So, finally, it is here. Planning’s Big Day.

After all the claim and counter claim we will finally find out what the National Planning Policy Framework has in store for English land use planning policy. Will it lay waste to England’s green and pleasant land as some claim, or will it simplify, speed up, and deliver growth whilst protecting our green and pleasant land? 

In short, who is going to win, and who to lose. In the blue corner Government, BPF, HBF and others, or the team in the green corner CPRE, National Trust and RSPB?

To help you gauge the ups and downs we have produced a handy little checklist.

  1. Presumption in favour of sustainable development. If this weights economic considerations above the social and environmental Government are clearly on to a winner. If the economic is to have equal weight to  social and economic considerations Greg Clark might be getting his coat.
  2. Countryside protection. On this one, if the environmental lobby have managed to have a general protection for the countryside inserted in to NPPF it is a major coup, and would be another big defeat for Eric Pickles’ boys. If this change hasn’t been taken on board then it will be trebles all round at Eland House.
  3. Brownfield first. Heavily trailed already as a concession of sorts, albeit with locally set targets (read last week’s Treasury Red Book), the exact wording on this one could further signal of who is coming out on top.
  4. Local Plans. Will the automatic granting of permission when a plan is out of date, indeterminate, or silent survive? If it does the environmental lobby will have seen a significant turnaround, and the Treasury will probably have been all over the drafting of the NPPF. If the reverse is true, then this would be a major climbdown, and for a lot of local planning authorities the panic will be over.
  5. Transitional arrangements. Once again flagged in the Treasury Red Book. Key here will be how long local planning authorities will have to put up to date plans in place, and the level of support they are given be DCLG. A long transitional period, and bags of cash will mean the Government have probably raised the white flag and given up on planning reform. A 12 month period of grace, with big sticks at the end, and once again the Treasury must be calling the shots. Big win for the DCLG team.
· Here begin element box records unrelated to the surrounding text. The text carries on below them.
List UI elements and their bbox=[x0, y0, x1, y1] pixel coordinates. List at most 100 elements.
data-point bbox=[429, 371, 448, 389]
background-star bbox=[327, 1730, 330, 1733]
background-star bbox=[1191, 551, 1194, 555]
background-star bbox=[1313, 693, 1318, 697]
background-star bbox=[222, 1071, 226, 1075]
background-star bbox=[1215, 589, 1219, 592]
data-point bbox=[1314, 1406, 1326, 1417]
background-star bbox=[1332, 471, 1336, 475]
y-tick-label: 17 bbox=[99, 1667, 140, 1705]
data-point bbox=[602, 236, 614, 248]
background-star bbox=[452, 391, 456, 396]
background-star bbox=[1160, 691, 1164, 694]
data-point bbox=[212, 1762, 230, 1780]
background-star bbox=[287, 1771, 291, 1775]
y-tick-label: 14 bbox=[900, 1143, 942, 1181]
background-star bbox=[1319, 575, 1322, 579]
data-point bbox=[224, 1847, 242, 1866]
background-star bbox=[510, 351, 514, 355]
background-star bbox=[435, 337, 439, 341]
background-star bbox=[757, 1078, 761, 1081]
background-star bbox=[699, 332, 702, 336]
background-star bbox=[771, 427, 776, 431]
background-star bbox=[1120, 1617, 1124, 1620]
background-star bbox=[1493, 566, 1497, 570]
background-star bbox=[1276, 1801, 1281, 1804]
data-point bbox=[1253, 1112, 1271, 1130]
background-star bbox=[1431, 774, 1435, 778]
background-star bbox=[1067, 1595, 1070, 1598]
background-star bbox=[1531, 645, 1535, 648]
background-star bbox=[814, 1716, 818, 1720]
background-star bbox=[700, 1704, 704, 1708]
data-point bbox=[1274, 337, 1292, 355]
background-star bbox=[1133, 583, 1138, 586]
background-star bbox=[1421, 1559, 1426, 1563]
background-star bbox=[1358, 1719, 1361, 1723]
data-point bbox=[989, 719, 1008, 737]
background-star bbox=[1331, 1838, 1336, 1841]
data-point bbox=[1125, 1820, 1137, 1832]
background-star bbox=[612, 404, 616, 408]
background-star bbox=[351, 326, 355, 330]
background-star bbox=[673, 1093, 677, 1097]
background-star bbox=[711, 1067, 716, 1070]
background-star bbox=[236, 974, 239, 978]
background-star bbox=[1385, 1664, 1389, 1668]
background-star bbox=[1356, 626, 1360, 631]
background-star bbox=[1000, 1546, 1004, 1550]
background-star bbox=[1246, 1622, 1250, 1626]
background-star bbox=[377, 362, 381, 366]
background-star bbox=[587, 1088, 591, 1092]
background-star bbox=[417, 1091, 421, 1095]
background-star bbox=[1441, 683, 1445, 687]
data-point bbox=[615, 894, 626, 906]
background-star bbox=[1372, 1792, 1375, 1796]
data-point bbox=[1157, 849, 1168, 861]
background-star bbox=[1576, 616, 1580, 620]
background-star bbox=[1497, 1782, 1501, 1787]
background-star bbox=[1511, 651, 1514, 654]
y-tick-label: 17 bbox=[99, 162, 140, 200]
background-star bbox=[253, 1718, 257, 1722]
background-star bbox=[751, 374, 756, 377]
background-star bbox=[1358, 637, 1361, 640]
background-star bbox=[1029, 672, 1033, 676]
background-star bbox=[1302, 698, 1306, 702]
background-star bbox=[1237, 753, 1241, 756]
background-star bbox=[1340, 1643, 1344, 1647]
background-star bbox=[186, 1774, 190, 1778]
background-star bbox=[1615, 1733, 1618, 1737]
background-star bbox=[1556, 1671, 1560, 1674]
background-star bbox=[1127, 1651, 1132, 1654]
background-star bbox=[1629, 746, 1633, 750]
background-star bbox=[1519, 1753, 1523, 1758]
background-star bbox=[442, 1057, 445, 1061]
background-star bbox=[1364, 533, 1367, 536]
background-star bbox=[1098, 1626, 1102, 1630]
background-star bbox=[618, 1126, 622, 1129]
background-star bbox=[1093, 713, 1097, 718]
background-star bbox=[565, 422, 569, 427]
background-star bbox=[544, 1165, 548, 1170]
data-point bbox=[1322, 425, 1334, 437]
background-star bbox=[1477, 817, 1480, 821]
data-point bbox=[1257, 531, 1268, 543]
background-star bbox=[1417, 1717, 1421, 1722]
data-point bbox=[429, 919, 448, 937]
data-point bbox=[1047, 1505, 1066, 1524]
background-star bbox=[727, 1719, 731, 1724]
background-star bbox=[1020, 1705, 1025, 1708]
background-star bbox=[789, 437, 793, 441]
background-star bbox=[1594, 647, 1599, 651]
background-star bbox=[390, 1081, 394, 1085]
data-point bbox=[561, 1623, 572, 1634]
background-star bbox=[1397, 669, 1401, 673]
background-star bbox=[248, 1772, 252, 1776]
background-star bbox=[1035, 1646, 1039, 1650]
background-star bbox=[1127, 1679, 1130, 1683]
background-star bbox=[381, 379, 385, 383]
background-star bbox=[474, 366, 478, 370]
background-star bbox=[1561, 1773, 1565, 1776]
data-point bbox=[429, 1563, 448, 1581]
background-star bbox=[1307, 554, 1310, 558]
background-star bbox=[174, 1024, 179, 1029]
So if Government come out on top as 5-0 or 4-1 winners on this lot things will never be the same again. Expect some of the worst excesses of the 1980s to reappear – planning by appeal; poorly designed executive housing estates; and mullet hair cuts. Did they ever go way? 5-0 or 4-1 against the Government and this is a climbdown of epic proportions – expect job losses in any DCLG reshuffle.   

3-2 either way then we feel an honourable compromise. Let’s plan! 

Exciting isn’t it? Anoraks that we are, we can’t wait. We will be giving our take on the result as soon as we can after the NPPF’s publication at 12.30 today.